Giornata di protesta a Genova, a meno che entro stasera la Regione non convochi un nuovo tavolo

Genova. Assemblea alle 9 e poi corteo verso il centro. Lo hanno deciso unitariamente Fiom Cgil, Fim Cisl, Uilm e Failms che questo pomeriggio hanno rotto il tavolo tecnico che oggi avrebbe dovuto portare all’accordo sui lavori di pubblica utilità per i lavoratori dell’Ilva di Cornigliano ma è che saltato a causa di uno scontro sulla quantità di ore che servono per integrare il reddito del 10%. Il tutto sarebbe collegato a un appiglio legislativo relativo agli lpu che ‘contiene’ il costo orario rapportandolo a quello di un pari livello dipendente del Comune, ma nei precedenti accordi sui lavori di pubblica utilità non era mai stato applicato.
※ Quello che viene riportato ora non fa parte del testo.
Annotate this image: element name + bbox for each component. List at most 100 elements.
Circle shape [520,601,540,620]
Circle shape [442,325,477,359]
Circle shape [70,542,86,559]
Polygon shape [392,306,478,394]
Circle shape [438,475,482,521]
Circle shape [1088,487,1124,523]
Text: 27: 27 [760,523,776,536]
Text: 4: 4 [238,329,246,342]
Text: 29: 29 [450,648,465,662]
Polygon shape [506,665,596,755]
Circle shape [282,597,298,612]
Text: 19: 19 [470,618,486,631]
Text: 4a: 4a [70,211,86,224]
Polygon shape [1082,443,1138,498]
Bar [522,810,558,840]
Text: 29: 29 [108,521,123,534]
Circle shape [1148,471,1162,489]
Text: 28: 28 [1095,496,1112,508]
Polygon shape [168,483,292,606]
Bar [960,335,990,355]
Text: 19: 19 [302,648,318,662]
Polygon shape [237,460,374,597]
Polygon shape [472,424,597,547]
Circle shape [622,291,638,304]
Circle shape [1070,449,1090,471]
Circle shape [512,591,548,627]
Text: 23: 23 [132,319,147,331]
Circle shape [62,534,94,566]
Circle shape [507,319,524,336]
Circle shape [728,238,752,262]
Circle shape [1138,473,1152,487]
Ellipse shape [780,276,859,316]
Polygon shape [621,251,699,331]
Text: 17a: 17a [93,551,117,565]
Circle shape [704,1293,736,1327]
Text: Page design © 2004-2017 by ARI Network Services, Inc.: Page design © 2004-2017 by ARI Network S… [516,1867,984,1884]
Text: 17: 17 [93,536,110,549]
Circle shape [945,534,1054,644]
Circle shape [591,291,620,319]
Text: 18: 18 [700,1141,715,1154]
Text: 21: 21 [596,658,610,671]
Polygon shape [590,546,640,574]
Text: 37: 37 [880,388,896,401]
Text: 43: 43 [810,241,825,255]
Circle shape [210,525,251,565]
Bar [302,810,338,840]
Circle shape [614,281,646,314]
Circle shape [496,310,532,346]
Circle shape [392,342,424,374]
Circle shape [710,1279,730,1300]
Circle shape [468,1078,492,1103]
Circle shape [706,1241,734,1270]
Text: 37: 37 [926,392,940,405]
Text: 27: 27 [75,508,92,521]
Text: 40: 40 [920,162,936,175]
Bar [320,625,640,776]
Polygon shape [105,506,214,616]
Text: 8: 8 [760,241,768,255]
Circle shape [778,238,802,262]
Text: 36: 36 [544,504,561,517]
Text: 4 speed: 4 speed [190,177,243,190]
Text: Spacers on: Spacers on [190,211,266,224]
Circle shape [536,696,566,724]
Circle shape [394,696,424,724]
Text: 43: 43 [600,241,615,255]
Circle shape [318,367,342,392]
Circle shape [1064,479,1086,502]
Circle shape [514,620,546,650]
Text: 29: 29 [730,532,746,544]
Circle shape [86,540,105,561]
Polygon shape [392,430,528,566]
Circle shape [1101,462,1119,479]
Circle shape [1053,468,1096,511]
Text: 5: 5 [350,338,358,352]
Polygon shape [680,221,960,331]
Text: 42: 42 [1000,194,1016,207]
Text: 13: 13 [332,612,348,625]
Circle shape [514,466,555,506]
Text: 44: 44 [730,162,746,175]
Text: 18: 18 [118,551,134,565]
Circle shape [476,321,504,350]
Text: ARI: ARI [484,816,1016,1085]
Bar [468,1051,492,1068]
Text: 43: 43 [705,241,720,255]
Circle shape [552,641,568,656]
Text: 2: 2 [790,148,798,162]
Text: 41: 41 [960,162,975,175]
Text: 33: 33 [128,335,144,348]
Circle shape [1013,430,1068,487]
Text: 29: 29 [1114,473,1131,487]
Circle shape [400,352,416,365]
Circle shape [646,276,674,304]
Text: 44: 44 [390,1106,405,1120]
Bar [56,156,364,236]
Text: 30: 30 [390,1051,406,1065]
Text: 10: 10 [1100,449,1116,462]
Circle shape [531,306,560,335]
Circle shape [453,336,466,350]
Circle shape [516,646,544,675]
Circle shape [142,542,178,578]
“Per integrare questo 10% – dicono i sindacati – nell’ultimo incontro sembrava fosse sufficiente una settimana, questa mattina ne hanno chieste due e nel pomeriggio ci hanno detto che con due settimane l’integrazione sarebbe stata del 7% e non del 10%. Questo è solo un modo per dire che società per Cornigliano non vuole metterci i soldi e detta legge a Regione, Comune e Governo”.

Alcuni sindacalisti uscendo dalla Regione (al tavolo, oltre ai sindacati, hanno partecipato i tecnici degli uffici di piazza De Ferrari e di Tursi, oltre al direttore di Società per Cornigliano Enrico Da Molo), hanno incontrato il presidente della Regione Giovanni Toti e gli hanno illustrato la situazione chiedendogli di convocare urgentemente un tavolo con istituzioni e sindacati. Se la convocazione non arriverà entro stasera, dopo l’assemblea i lavoratori si muoveranno in corteo fino alla sede della Regione.